Altro elemento sconvolgente, che ricorda altri episodi della storia del nostro Paese ben più famosi, fu che i carabinieri scoprirono la mancanza di due agende di Don Boschin, su cui  il sacerdote annotava minuziosamente ogni evento, notizia, informazione. E fu nello stesso stile con cui si disse che don Diana fu ucciso perché molestava delle giovani ragazze, che venne vociferato che il movente dell’omicidio Boschin dovesse essere ricercato nella sua predilezione per i minorenni. Cosa assolutamente e categoricamente falsa, tanto da essere smentita dai suoi parrocchiani e dagli stessi bambini di allora, ormai grandi, che stavano serenamente vicino al sacerdote senza mai aver ricevuto pressione o violenza di sorta.
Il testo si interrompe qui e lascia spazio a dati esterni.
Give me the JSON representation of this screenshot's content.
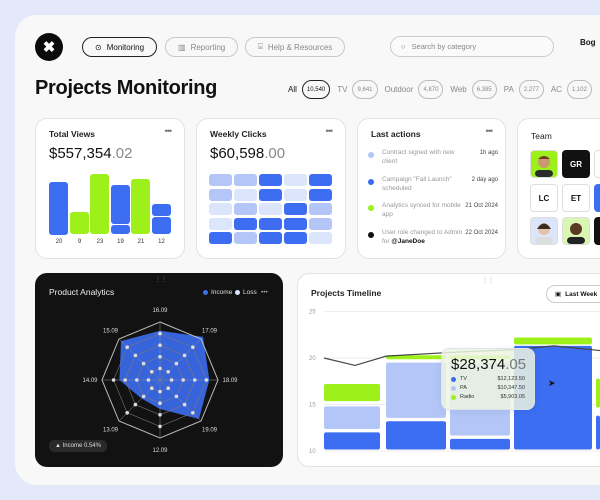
{
  "nav": {
    "monitoring": "Monitoring",
    "reporting": "Reporting",
    "help": "Help & Resources",
    "search_placeholder": "Search by category",
    "user": "Bog"
  },
  "page_title": "Projects Monitoring",
  "filters": [
    {
      "label": "All",
      "count": "10,540"
    },
    {
      "label": "TV",
      "count": "9,641"
    },
    {
      "label": "Outdoor",
      "count": "4,870"
    },
    {
      "label": "Web",
      "count": "6,385"
    },
    {
      "label": "PA",
      "count": "2,277"
    },
    {
      "label": "AC",
      "count": "1,102"
    }
  ],
  "total_views": {
    "title": "Total Views",
    "amount": "$557,354",
    "cents": ".02",
    "more": "•••",
    "bars": [
      {
        "label": "20",
        "segments": [
          {
            "v": 20,
            "c": "blue"
          }
        ]
      },
      {
        "label": "9",
        "segments": [
          {
            "v": 9,
            "c": "green"
          }
        ]
      },
      {
        "label": "23",
        "segments": [
          {
            "v": 23,
            "c": "green"
          }
        ]
      },
      {
        "label": "19",
        "segments": [
          {
            "v": 4,
            "c": "blue"
          },
          {
            "v": 15,
            "c": "blue"
          }
        ]
      },
      {
        "label": "21",
        "segments": [
          {
            "v": 21,
            "c": "green"
          }
        ]
      },
      {
        "label": "12",
        "segments": [
          {
            "v": 7,
            "c": "blue"
          },
          {
            "v": 5,
            "c": "blue"
          }
        ]
      }
    ]
  },
  "weekly_clicks": {
    "title": "Weekly Clicks",
    "amount": "$60,598",
    "cents": ".00",
    "more": "•••",
    "grid": [
      [
        2,
        2,
        3,
        1,
        3
      ],
      [
        2,
        1,
        3,
        1,
        3
      ],
      [
        1,
        2,
        1,
        3,
        2
      ],
      [
        1,
        3,
        3,
        3,
        2
      ],
      [
        3,
        2,
        3,
        3,
        1
      ]
    ]
  },
  "last_actions": {
    "title": "Last actions",
    "more": "•••",
    "items": [
      {
        "text": "Contract signed with new client",
        "mention": "",
        "date": "1h ago",
        "color": "#b3c6f7"
      },
      {
        "text": "Campaign \"Fall Launch\" scheduled",
        "mention": "",
        "date": "2 day ago",
        "color": "#3a6cf0"
      },
      {
        "text": "Analytics synced for mobile app",
        "mention": "",
        "date": "21 Oct 2024",
        "color": "#9ef01a"
      },
      {
        "text": "User role changed to Admin for ",
        "mention": "@JaneDoe",
        "date": "22 Oct 2024",
        "color": "#111111"
      }
    ]
  },
  "team": {
    "title": "Team",
    "initials": [
      "GR",
      "LC",
      "ET"
    ]
  },
  "product_analytics": {
    "title": "Product Analytics",
    "legend_income": "Income",
    "legend_loss": "Loss",
    "more": "•••",
    "badge": "▲ Income 0.54%",
    "axes": [
      "16.09",
      "17.09",
      "18.09",
      "19.09",
      "12.09",
      "13.09",
      "14.09",
      "15.09"
    ],
    "income": [
      0.85,
      1.05,
      0.85,
      0.95,
      0.5,
      0.45,
      0.7,
      0.95
    ]
  },
  "timeline": {
    "title": "Projects Timeline",
    "period": "Last Week",
    "y_ticks": [
      "25",
      "20",
      "15",
      "10"
    ],
    "tooltip": {
      "amount": "$28,374",
      "cents": ".05",
      "rows": [
        {
          "label": "TV",
          "value": "$12,123.50",
          "color": "#3a6cf0"
        },
        {
          "label": "PA",
          "value": "$10,347.50",
          "color": "#b3c6f7"
        },
        {
          "label": "Radio",
          "value": "$5,903.05",
          "color": "#9ef01a"
        }
      ]
    }
  },
  "colors": {
    "blue": "#3d6ef2",
    "light": "#b3c6f7",
    "green": "#9ef01a"
  }
}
 Il messaggio veicolato con quell’atto di assurda violenza, fu chiaro. Il comitato a difesa del borgo fece un passo indietro e placò le sue attività, fino a cessarle del tutto di lì a poco. Tuttora non si conoscono i nomi dei responsabili dell’omicidio. Tuttora, i fedeli di Borgo Montello portano fiori sulla tomba di Don Boschin. Lì, in quel luogo a soli sessanta kilometri da Roma, più di qualcuno sta vincendo la paura e ha voglia di parlare. Per non dimenticare.